CHICOPEE, Mass. (WWLP) – The Massachusetts legislature is considering a bill that would allow terminally ill patients the option to request life-ending medication, known as the Massachusetts End of Life Options Act.
The idea behind an aid-in-dying law is to help relieve long term pain and suffering. Currently, nine states and Washington D.C. offer physician assisted death.
This week on 22News InFocus, we had two half-hour programs addressing both sides of this issue. Our guests who are in support of the bill are John Berkowitz, Director of Western Mass Death with Dignity; Dr. Kate Atkinson, a family practice physician from Amherst; and Dr. Shelly Berkowitz, a retired family practice physician from Northampton.
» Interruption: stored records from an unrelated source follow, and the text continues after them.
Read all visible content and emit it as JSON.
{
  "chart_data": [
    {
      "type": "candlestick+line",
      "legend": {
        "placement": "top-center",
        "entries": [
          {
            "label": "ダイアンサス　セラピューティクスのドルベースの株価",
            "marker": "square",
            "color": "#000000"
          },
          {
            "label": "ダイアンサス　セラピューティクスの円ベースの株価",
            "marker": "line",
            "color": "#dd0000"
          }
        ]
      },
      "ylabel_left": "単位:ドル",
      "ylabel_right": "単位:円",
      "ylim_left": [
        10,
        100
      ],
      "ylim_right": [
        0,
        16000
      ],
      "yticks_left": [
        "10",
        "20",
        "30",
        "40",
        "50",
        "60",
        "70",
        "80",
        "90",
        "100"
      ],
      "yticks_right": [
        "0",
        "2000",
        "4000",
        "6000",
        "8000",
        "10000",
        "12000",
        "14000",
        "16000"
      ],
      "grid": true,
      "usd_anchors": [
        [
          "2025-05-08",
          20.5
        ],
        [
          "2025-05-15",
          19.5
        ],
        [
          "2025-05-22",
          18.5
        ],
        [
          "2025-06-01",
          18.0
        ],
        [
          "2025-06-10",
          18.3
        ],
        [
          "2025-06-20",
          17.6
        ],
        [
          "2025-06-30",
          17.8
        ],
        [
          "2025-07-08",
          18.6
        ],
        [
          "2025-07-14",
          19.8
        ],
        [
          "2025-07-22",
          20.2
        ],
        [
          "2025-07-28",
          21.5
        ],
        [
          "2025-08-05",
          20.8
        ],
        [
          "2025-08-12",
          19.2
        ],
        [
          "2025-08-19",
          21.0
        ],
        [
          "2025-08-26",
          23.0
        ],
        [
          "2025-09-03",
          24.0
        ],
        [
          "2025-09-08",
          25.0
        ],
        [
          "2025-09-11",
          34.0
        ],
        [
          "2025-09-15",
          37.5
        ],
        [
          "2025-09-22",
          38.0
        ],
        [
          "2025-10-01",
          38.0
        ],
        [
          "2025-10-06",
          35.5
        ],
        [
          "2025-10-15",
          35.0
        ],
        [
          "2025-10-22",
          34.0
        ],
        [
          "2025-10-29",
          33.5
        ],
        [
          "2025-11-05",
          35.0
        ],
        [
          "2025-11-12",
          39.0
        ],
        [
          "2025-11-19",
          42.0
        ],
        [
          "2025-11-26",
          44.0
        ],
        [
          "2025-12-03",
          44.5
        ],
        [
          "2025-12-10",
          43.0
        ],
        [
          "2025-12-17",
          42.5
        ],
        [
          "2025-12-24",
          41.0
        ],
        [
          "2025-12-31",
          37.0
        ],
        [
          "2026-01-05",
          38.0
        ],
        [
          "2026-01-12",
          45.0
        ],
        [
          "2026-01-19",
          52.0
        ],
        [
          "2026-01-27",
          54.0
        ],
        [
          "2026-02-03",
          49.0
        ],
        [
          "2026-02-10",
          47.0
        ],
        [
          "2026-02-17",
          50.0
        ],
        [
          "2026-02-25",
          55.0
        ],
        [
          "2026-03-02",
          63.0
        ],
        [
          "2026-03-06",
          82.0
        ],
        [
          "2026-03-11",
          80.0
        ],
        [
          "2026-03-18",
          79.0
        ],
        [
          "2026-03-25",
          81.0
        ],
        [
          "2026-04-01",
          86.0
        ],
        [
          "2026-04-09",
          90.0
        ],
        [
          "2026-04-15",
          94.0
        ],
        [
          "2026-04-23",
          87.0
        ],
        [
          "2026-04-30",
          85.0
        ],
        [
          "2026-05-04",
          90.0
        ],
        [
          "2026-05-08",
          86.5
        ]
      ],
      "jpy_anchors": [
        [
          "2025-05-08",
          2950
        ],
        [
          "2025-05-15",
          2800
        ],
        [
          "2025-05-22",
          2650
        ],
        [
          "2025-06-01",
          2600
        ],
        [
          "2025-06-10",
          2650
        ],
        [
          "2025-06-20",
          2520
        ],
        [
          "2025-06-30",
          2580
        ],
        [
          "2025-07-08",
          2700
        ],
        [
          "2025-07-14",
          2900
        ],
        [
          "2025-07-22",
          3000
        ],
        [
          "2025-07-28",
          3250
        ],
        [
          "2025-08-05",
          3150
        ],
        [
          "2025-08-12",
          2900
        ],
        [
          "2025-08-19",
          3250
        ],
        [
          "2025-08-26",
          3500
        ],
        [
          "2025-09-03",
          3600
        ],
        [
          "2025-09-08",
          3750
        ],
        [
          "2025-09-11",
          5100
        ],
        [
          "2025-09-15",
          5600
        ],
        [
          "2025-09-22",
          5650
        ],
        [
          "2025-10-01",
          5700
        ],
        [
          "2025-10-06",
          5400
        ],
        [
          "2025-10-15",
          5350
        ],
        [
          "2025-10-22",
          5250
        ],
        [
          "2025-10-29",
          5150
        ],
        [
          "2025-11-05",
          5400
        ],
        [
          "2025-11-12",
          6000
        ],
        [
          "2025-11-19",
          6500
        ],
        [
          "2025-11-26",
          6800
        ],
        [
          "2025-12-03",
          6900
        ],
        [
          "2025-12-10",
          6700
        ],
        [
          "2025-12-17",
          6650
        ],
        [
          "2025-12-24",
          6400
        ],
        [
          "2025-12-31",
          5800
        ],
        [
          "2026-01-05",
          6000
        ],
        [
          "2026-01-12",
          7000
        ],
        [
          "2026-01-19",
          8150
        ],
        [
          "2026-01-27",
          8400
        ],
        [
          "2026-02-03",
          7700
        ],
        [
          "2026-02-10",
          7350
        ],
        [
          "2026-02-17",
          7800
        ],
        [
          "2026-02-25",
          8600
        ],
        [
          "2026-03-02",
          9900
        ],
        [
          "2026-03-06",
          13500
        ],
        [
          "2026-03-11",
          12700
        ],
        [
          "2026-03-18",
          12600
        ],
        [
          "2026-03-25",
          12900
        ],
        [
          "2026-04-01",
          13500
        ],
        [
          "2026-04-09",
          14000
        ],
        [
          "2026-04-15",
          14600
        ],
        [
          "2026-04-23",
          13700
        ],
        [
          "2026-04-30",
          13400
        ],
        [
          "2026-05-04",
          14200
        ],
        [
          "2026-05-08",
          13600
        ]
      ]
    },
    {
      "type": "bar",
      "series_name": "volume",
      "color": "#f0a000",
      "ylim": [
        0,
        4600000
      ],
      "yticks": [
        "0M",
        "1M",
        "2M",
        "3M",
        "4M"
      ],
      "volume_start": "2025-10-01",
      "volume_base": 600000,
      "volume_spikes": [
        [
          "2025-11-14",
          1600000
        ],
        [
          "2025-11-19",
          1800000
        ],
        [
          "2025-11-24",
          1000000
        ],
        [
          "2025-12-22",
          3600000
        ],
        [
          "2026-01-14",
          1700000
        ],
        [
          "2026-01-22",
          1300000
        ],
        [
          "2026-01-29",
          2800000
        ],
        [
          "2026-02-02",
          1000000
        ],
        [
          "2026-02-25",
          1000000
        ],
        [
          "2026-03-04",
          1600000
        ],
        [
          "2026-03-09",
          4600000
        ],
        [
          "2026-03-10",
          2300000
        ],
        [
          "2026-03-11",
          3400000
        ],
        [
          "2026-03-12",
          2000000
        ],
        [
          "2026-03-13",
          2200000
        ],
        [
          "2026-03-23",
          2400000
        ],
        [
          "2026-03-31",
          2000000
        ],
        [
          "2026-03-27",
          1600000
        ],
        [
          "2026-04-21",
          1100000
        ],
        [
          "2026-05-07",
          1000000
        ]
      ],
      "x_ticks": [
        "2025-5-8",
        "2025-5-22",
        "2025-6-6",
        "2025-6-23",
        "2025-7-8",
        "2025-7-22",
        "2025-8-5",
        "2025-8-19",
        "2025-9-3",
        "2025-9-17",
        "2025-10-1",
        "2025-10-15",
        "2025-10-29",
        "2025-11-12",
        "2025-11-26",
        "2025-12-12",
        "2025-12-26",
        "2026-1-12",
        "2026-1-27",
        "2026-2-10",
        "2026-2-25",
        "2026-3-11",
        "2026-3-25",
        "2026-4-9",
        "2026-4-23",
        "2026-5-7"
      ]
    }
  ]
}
We discussed what is in the proposed law, and the protocols for requesting life-ending medication, and safeguards in the law to prevent possible misuse, abuse, or coercion.
Representing the opposition was Andrew Beckwith, President of the Massachusetts Family Institute.
Currently, nine states and Washington D.C. have statutes that legalize physician-assisted death.
Supporters say that it would help a terminally ill patient make an informed decision about how to end their life.
Opponents of the measure are concerned about possible abuses of the law, as well as the social and moral issues surrounding the sanctity of life.